Hier soir c’était la soirée d’intégration de l’association étudiante de l’université, la SouRCe. La soirée en elle-même ne me genait pas, c’était simplement l’occasion de discuter avec d’autres étudiants. C’était aussi l’occasion pour nous de savoir qui était notre parrain, qui est en gros la personne à qui l’on pourra demander conseil dans le cas où on rencontrerais des problèmes. Bonne initiative en soit, mais il se trouve que le département SRC a un forum non-officiel où je passe pas mal de temps, mais c’est aussi un endroit où je ne me suis pas fais que des amis…

Et malheureux hasard, il se trouve que mon parrain est un de ces non-amis. Et là, la terre s’arrête de tourner, l’eau de couler, le soleil de brûler… Euh non. Enfin, tout ça pour dire que je suis tomber avec le type qui me cherchait le plus là bas ce qui, vous pouvez l’imaginer, ne m’enchantais guère… Heureusement qu’une autre personne du forum, Stéphane, m’avais prévenu un peu avant comme ça je n’aurais eu au moins pas l’air totalement surpris.
Deux mots sur Stéphane que j’ai rencontré en début de soirée. J’ai vraiment été surpris, je ne m’attendais pas du tout à rencontrer un personnage tel que lui. C’est un geek pur et dur, cheveux long, barbus, etc… Mais sympa.
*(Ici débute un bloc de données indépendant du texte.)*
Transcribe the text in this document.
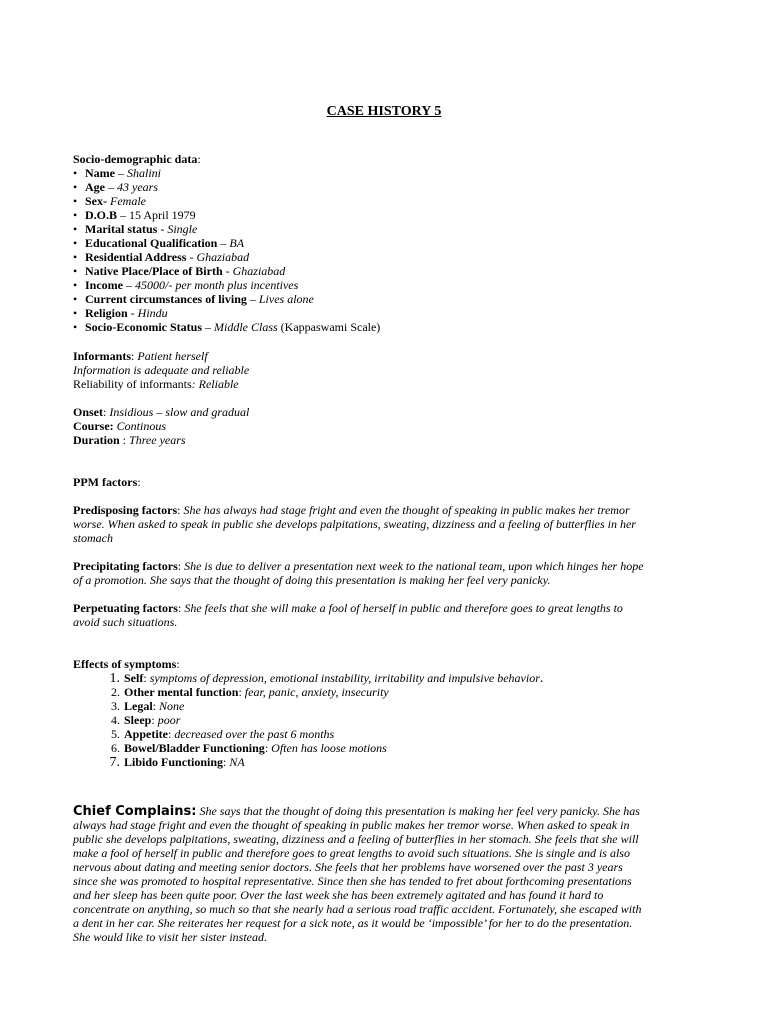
CASE HISTORY 5
Socio-demographic data:
• Name – Shalini
• Age – 43 years
• Sex- Female
• D.O.B – 15 April 1979
• Marital status - Single
• Educational Qualification – BA
• Residential Address - Ghaziabad
• Native Place/Place of Birth - Ghaziabad
• Income – 45000/- per month plus incentives
• Current circumstances of living – Lives alone
• Religion - Hindu
• Socio-Economic Status – Middle Class (Kappaswami Scale)
Informants: Patient herself
Information is adequate and reliable
Reliability of informants: Reliable
Onset: Insidious – slow and gradual
Course: Continous
Duration : Three years
PPM factors:
Predisposing factors: She has always had stage fright and even the thought of speaking in public makes her tremor
worse. When asked to speak in public she develops palpitations, sweating, dizziness and a feeling of butterflies in her
stomach
Precipitating factors: She is due to deliver a presentation next week to the national team, upon which hinges her hope
of a promotion. She says that the thought of doing this presentation is making her feel very panicky.
Perpetuating factors: She feels that she will make a fool of herself in public and therefore goes to great lengths to
avoid such situations.
Effects of symptoms:
1. Self: symptoms of depression, emotional instability, irritability and impulsive behavior.
2. Other mental function: fear, panic, anxiety, insecurity
3. Legal: None
4. Sleep: poor
5. Appetite: decreased over the past 6 months
6. Bowel/Bladder Functioning: Often has loose motions
7. Libido Functioning: NA
Chief Complains: She says that the thought of doing this presentation is making her feel very panicky. She has
always had stage fright and even the thought of speaking in public makes her tremor worse. When asked to speak in
public she develops palpitations, sweating, dizziness and a feeling of butterflies in her stomach. She feels that she will
make a fool of herself in public and therefore goes to great lengths to avoid such situations. She is single and is also
nervous about dating and meeting senior doctors. She feels that her problems have worsened over the past 3 years
since she was promoted to hospital representative. Since then she has tended to fret about forthcoming presentations
and her sleep has been quite poor. Over the last week she has been extremely agitated and has found it hard to
concentrate on anything, so much so that she nearly had a serious road traffic accident. Fortunately, she escaped with
a dent in her car. She reiterates her request for a sick note, as it would be ‘impossible’ for her to do the presentation.
She would like to visit her sister instead.
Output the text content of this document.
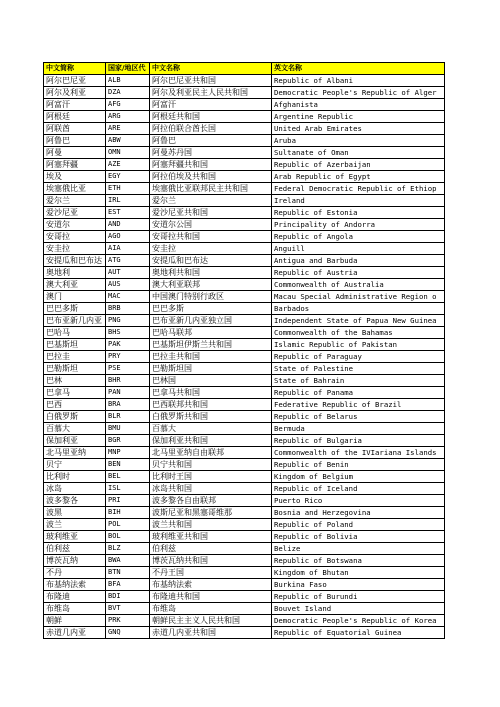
中文简称	国家/地区代	中文名称	英文名称
阿尔巴尼亚	ALB	阿尔巴尼亚共和国	Republic of Albani
阿尔及利亚	DZA	阿尔及利亚民主人民共和国	Democratic People's Republic of Alger
阿富汗	AFG	阿富汗	Afghanista
阿根廷	ARG	阿根廷共和国	Argentine Republic
阿联酋	ARE	阿拉伯联合酋长国	United Arab Emirates
阿鲁巴	ABW	阿鲁巴	Aruba
阿曼	OMN	阿曼苏丹国	Sultanate of Oman
阿塞拜疆	AZE	阿塞拜疆共和国	Republic of Azerbaijan
埃及	EGY	阿拉伯埃及共和国	Arab Republic of Egypt
埃塞俄比亚	ETH	埃塞俄比亚联邦民主共和国	Federal Democratic Republic of Ethiop
爱尔兰	IRL	爱尔兰	Ireland
爱沙尼亚	EST	爱沙尼亚共和国	Republic of Estonia
安道尔	AND	安道尔公国	Principality of Andorra
安哥拉	AGO	安哥拉共和国	Republic of Angola
安圭拉	AIA	安圭拉	Anguill
安提瓜和巴布达	ATG	安提瓜和巴布达	Antigua and Barbuda
奥地利	AUT	奥地利共和国	Republic of Austria
澳大利亚	AUS	澳大利亚联邦	Commonwealth of Australia
澳门	MAC	中国澳门特别行政区	Macau Special Administrative Region o
巴巴多斯	BRB	巴巴多斯	Barbados
巴布亚新几内亚	PNG	巴布亚新几内亚独立国	Independent State of Papua New Guinea
巴哈马	BHS	巴哈马联邦	Commonwealth of the Bahamas
巴基斯坦	PAK	巴基斯坦伊斯兰共和国	Islamic Republic of Pakistan
巴拉圭	PRY	巴拉圭共和国	Republic of Paraguay
巴勒斯坦	PSE	巴勒斯坦国	State of Palestine
巴林	BHR	巴林国	State of Bahrain
巴拿马	PAN	巴拿马共和国	Republic of Panama
巴西	BRA	巴西联邦共和国	Federative Republic of Brazil
白俄罗斯	BLR	白俄罗斯共和国	Republic of Belarus
百慕大	BMU	百慕大	Bermuda
保加利亚	BGR	保加利亚共和国	Republic of Bulgaria
北马里亚纳	MNP	北马里亚纳自由联邦	Commonwealth of the IVIariana Islands
贝宁	BEN	贝宁共和国	Republic of Benin
比利时	BEL	比利时王国	Kingdom of Belgium
冰岛	ISL	冰岛共和国	Republic of Iceland
波多黎各	PRI	波多黎各自由联邦	Puerto Rico
波黑	BIH	波斯尼亚和黑塞哥维那	Bosnia and Herzegovina
波兰	POL	波兰共和国	Republic of Poland
玻利维亚	BOL	玻利维亚共和国	Republic of Bolivia
伯利兹	BLZ	伯利兹	Belize
博茨瓦纳	BWA	博茨瓦纳共和国	Republic of Botswana
不丹	BTN	不丹王国	Kingdom of Bhutan
布基纳法索	BFA	布基纳法索	Burkina Faso
布隆迪	BDI	布隆迪共和国	Republic of Burundi
布维岛	BVT	布维岛	Bouvet Island
朝鲜	PRK	朝鲜民主主义人民共和国	Democratic People's Republic of Korea
赤道几内亚	GNQ	赤道几内亚共和国	Republic of Equatorial Guinea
Pour en revenir à mon parrain, il me proposait une “murge” en bon et dûe forme que j’ai pu décliner grâce à un ami, qu’il me fallait raccompagner. Ce matin, j’ai croisé un des participants : mal de crâne. La cause ? Substances illicites + Alcool, sarox. Mon parrain est un fêtard qui préfère se noyer dans la facilité plutôt que de voir à quel point c’est un raté. Comme le disait si bien Hugo (autre collègue de SRC) : “Ce que je trouve pitoyable, c’est que dans beaucoup de cas, l’Homme ressent le besoin de se mettre dans un état second pour pouvoir s’amuser. Ce qui pour certains est une preuve de virilité est pour moi une totale preuve de faiblesse.”

Un rapide coup d’oeil sur les demoiselles ? De beaux modèles pour mon appareil photo ma foi (vraiment, je vous jure !). Anais, Elodie. Deux premières années, la première est belle, tout simplement. Pourtant, c’est le physique de la seconde qui me laisse le moins indifférent, “kawaii” est le mot qui me vient à l’esprit. Mwahahahah, si un profiler passe par ici, non je ne suis pas le futur psychopathe qui défrayera la chronique. Simplement un photographe amateur en manque de modèle, mais aussi un photographe amateur qui n’ose pas demander aux modèles de poser (si une jeune fille passant par ici n’a pas peur du résultat et est assez téméraire pour se prêter au jeu, faites moi signe histoire que je me remette enfin à la photographie “Sauvez la forêt, mangez un castor”).